Please, write your Assembly member and state Senator to urge them to support this important legislation.

Your state representatives’ names and contact information is online at the Smart Voter web site with its Guide to Government at smartvoter.org/gtg. It provides names, addresses, phone numbers, and web site and email links.

The issue of quality, quantity and parity of our nation’s mental health services doesn’t just affect “other people.” The National Institute on Mental Health (NIMH) says that more than a quarter of all adults – 26.2 percent – experience a diagnosable mental illness each year. Six percent suffer from serious mental illnesses.

We ignore mental illness at our own physical and economic risk.
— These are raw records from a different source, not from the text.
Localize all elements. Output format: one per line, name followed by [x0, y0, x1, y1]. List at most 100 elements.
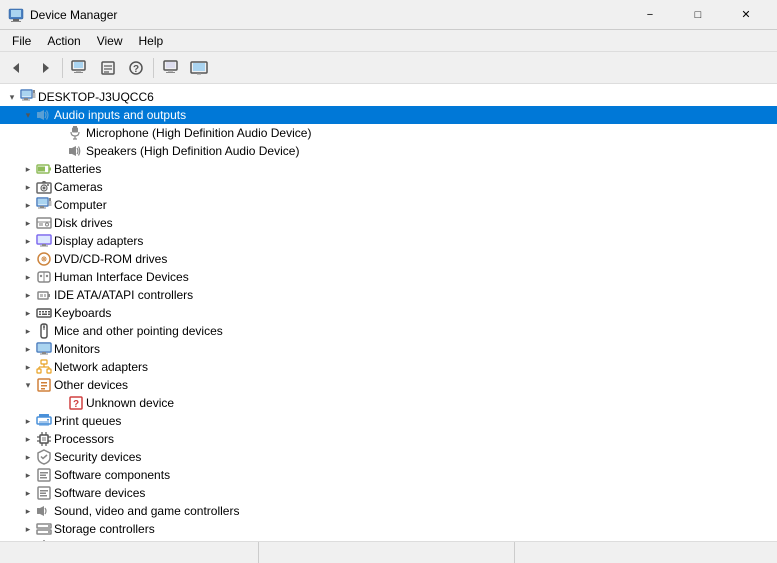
softwarecomp-label: Software components — [52, 468, 170, 482]
toolbar-scan[interactable] — [158, 55, 184, 81]
icon-softwaredev — [36, 485, 52, 501]
tree-item-print[interactable]: ▸ Print queues — [0, 412, 777, 430]
expand-ide[interactable]: ▸ — [20, 287, 36, 303]
root-label: DESKTOP-J3UQCC6 — [36, 90, 154, 104]
expand-security[interactable]: ▸ — [20, 449, 36, 465]
ide-label: IDE ATA/ATAPI controllers — [52, 288, 193, 302]
expand-processors[interactable]: ▸ — [20, 431, 36, 447]
expand-audio[interactable]: ▾ — [20, 107, 36, 123]
device-tree[interactable]: ▾ DESKTOP-J3UQCC6 ▾ — [0, 84, 777, 541]
processors-label: Processors — [52, 432, 114, 446]
expand-disk[interactable]: ▸ — [20, 215, 36, 231]
expand-cameras[interactable]: ▸ — [20, 179, 36, 195]
tree-item-computer[interactable]: ▸ Computer — [0, 196, 777, 214]
expand-storage[interactable]: ▸ — [20, 521, 36, 537]
hid-label: Human Interface Devices — [52, 270, 189, 284]
icon-speakers — [68, 143, 84, 159]
toolbar-sep2 — [153, 58, 154, 78]
other-label: Other devices — [52, 378, 128, 392]
print-label: Print queues — [52, 414, 121, 428]
expand-sound[interactable]: ▸ — [20, 503, 36, 519]
expand-other[interactable]: ▾ — [20, 377, 36, 393]
tree-item-softwaredev[interactable]: ▸ Software devices — [0, 484, 777, 502]
menu-file[interactable]: File — [4, 32, 39, 50]
menu-help[interactable]: Help — [131, 32, 172, 50]
batteries-label: Batteries — [52, 162, 101, 176]
expand-dvd[interactable]: ▸ — [20, 251, 36, 267]
toolbar-sep1 — [62, 58, 63, 78]
icon-network — [36, 359, 52, 375]
maximize-button[interactable]: □ — [675, 0, 721, 30]
tree-item-keyboards[interactable]: ▸ Keyboards — [0, 304, 777, 322]
monitors-label: Monitors — [52, 342, 100, 356]
tree-item-unknown[interactable]: ▸ ? Unknown device — [0, 394, 777, 412]
toolbar-monitor[interactable] — [186, 55, 212, 81]
icon-mouse — [36, 323, 52, 339]
icon-battery — [36, 161, 52, 177]
toolbar-properties[interactable] — [95, 55, 121, 81]
svg-text:?: ? — [73, 399, 79, 410]
tree-item-mice[interactable]: ▸ Mice and other pointing devices — [0, 322, 777, 340]
keyboards-label: Keyboards — [52, 306, 111, 320]
tree-item-other[interactable]: ▾ Other devices — [0, 376, 777, 394]
minimize-button[interactable]: − — [627, 0, 673, 30]
tree-item-monitors[interactable]: ▸ Monitors — [0, 340, 777, 358]
window-title: Device Manager — [30, 8, 627, 22]
menu-bar: File Action View Help — [0, 30, 777, 52]
toolbar-back[interactable] — [4, 55, 30, 81]
tree-item-root[interactable]: ▾ DESKTOP-J3UQCC6 — [0, 88, 777, 106]
tree-item-diskdrives[interactable]: ▸ Disk drives — [0, 214, 777, 232]
tree-item-softwarecomp[interactable]: ▸ Software components — [0, 466, 777, 484]
mice-label: Mice and other pointing devices — [52, 324, 223, 338]
icon-unknown: ? — [68, 395, 84, 411]
expand-print[interactable]: ▸ — [20, 413, 36, 429]
tree-item-batteries[interactable]: ▸ Batteries — [0, 160, 777, 178]
app-icon — [8, 7, 24, 23]
status-section2 — [263, 542, 516, 563]
tree-item-display[interactable]: ▸ Display adapters — [0, 232, 777, 250]
title-bar: Device Manager − □ ✕ — [0, 0, 777, 30]
expand-softwaredev[interactable]: ▸ — [20, 485, 36, 501]
menu-view[interactable]: View — [89, 32, 131, 50]
icon-storage — [36, 521, 52, 537]
icon-processors — [36, 431, 52, 447]
expand-mice[interactable]: ▸ — [20, 323, 36, 339]
icon-disk — [36, 215, 52, 231]
tree-item-storage[interactable]: ▸ Storage controllers — [0, 520, 777, 538]
expand-display[interactable]: ▸ — [20, 233, 36, 249]
tree-item-processors[interactable]: ▸ Processors — [0, 430, 777, 448]
toolbar-computer[interactable] — [67, 55, 93, 81]
icon-dvd — [36, 251, 52, 267]
computer-label: Computer — [52, 198, 107, 212]
expand-root[interactable]: ▾ — [4, 89, 20, 105]
tree-item-speakers[interactable]: ▸ Speakers (High Definition Audio Device… — [0, 142, 777, 160]
expand-batteries[interactable]: ▸ — [20, 161, 36, 177]
tree-item-hid[interactable]: ▸ Human Interface Devices — [0, 268, 777, 286]
security-label: Security devices — [52, 450, 141, 464]
expand-keyboards[interactable]: ▸ — [20, 305, 36, 321]
storage-label: Storage controllers — [52, 522, 155, 536]
expand-network[interactable]: ▸ — [20, 359, 36, 375]
expand-monitors[interactable]: ▸ — [20, 341, 36, 357]
display-label: Display adapters — [52, 234, 143, 248]
main-content: ▾ DESKTOP-J3UQCC6 ▾ — [0, 84, 777, 541]
expand-hid[interactable]: ▸ — [20, 269, 36, 285]
toolbar-help[interactable]: ? — [123, 55, 149, 81]
close-button[interactable]: ✕ — [723, 0, 769, 30]
tree-item-dvd[interactable]: ▸ DVD/CD-ROM drives — [0, 250, 777, 268]
unknown-label: Unknown device — [84, 396, 174, 410]
tree-item-network[interactable]: ▸ Network adapters — [0, 358, 777, 376]
icon-security — [36, 449, 52, 465]
toolbar-forward[interactable] — [32, 55, 58, 81]
tree-item-microphone[interactable]: ▸ Microphone (High Definition Audio Devi… — [0, 124, 777, 142]
tree-item-cameras[interactable]: ▸ Cameras — [0, 178, 777, 196]
tree-item-security[interactable]: ▸ Security devices — [0, 448, 777, 466]
window-controls: − □ ✕ — [627, 0, 769, 30]
menu-action[interactable]: Action — [39, 32, 88, 50]
tree-item-ide[interactable]: ▸ IDE ATA/ATAPI controllers — [0, 286, 777, 304]
tree-item-sound[interactable]: ▸ Sound, video and game controllers — [0, 502, 777, 520]
expand-computer[interactable]: ▸ — [20, 197, 36, 213]
speakers-label: Speakers (High Definition Audio Device) — [84, 144, 299, 158]
expand-softwarecomp[interactable]: ▸ — [20, 467, 36, 483]
tree-item-audio[interactable]: ▾ Audio inputs and outputs — [0, 106, 777, 124]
NIMH summarizes a Global Burden of Disease Study like this: “… mental illness … accounts for over 15 percent of the burden of disease in established market economies, such as the United States. This is more than the disease burden caused by all cancers.”

Whatever the Virginia Tech tragedy demonstrates about gun laws, it clearly demonstrates the need for parity in medical coverage, for removing the stigma associated with experiencing and treating mental illness, and for improving the United States’ paltry grade of D for its mental health system.